— Идемте, Федор Иванович. Тем более что к господину Орлову скоро пожалует супруга. Алексей Иванович не видел жену много лет.
Трухин никак не мог попасть рукой в рукав.
— Сочувствую… Я тоже мою законную не видел много лет. Надоели здешние вертихвостки. Это очень приятно… После долгой разлуки.
И Трухин неожиданно запел:
— «Сперва неловко как-то было и не хватало нужных фраз…»
Астафьев напялил на него мундир, бесцеремонно потянул к двери.
— Ауф видерзейн, господин Орлов… Пошли, Федор Иванович, пошли…
Вошла Кира. Видимо, сначала она даже не поняла, куда она попала, — с удивлением посмотрела на власовцев.

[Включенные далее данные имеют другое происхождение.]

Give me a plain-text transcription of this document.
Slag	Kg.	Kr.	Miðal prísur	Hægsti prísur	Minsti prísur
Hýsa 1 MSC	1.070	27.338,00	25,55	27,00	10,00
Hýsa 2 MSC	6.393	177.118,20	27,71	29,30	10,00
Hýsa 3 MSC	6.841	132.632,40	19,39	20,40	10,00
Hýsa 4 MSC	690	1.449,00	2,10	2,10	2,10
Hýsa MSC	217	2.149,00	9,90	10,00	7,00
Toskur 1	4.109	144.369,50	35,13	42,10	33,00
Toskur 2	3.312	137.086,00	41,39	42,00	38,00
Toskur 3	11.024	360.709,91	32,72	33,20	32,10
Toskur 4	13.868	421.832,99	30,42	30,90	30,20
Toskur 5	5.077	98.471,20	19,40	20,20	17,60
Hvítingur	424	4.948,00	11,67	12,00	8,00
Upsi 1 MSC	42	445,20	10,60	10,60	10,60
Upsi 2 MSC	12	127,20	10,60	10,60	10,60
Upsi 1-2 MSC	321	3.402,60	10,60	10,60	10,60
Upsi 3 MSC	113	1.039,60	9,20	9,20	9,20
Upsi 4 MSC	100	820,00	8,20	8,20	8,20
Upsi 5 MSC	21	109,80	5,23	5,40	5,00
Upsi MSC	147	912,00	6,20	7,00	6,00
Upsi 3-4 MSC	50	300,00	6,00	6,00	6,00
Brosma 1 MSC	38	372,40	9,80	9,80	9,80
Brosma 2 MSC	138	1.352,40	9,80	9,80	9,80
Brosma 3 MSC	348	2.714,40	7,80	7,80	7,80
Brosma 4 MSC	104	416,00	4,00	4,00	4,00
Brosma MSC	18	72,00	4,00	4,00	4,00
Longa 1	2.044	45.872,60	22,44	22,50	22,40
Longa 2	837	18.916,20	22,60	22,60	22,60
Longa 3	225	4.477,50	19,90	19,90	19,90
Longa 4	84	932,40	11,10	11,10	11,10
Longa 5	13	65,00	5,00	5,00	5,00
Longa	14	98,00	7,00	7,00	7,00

Орлов помог довести Трухина до двери.
— До свидания, Федор Иванович.
— Подожди, Алексей Иванович, я должен представиться… честь имею. Трухин Федор… Гимназист… Пардон, фрау… Совет да любовь. — И запел: — «Потом она сказала мило…»
— Я сейчас, Кира, сейчас… Только провожу. Наконец-то захлопнулась дверь за гостями. «Это не номер, а камера для наблюдения».
— Алеша, как ты мог!
— Я тебе потом все объясню… Ты должна понять. «Господи, как ей рассказать?»
— Алеша, как ты мог?
— Подожди, я оденусь!..
Орлов схватил немецкий мундир. Кира увидела мундир, стала как мел.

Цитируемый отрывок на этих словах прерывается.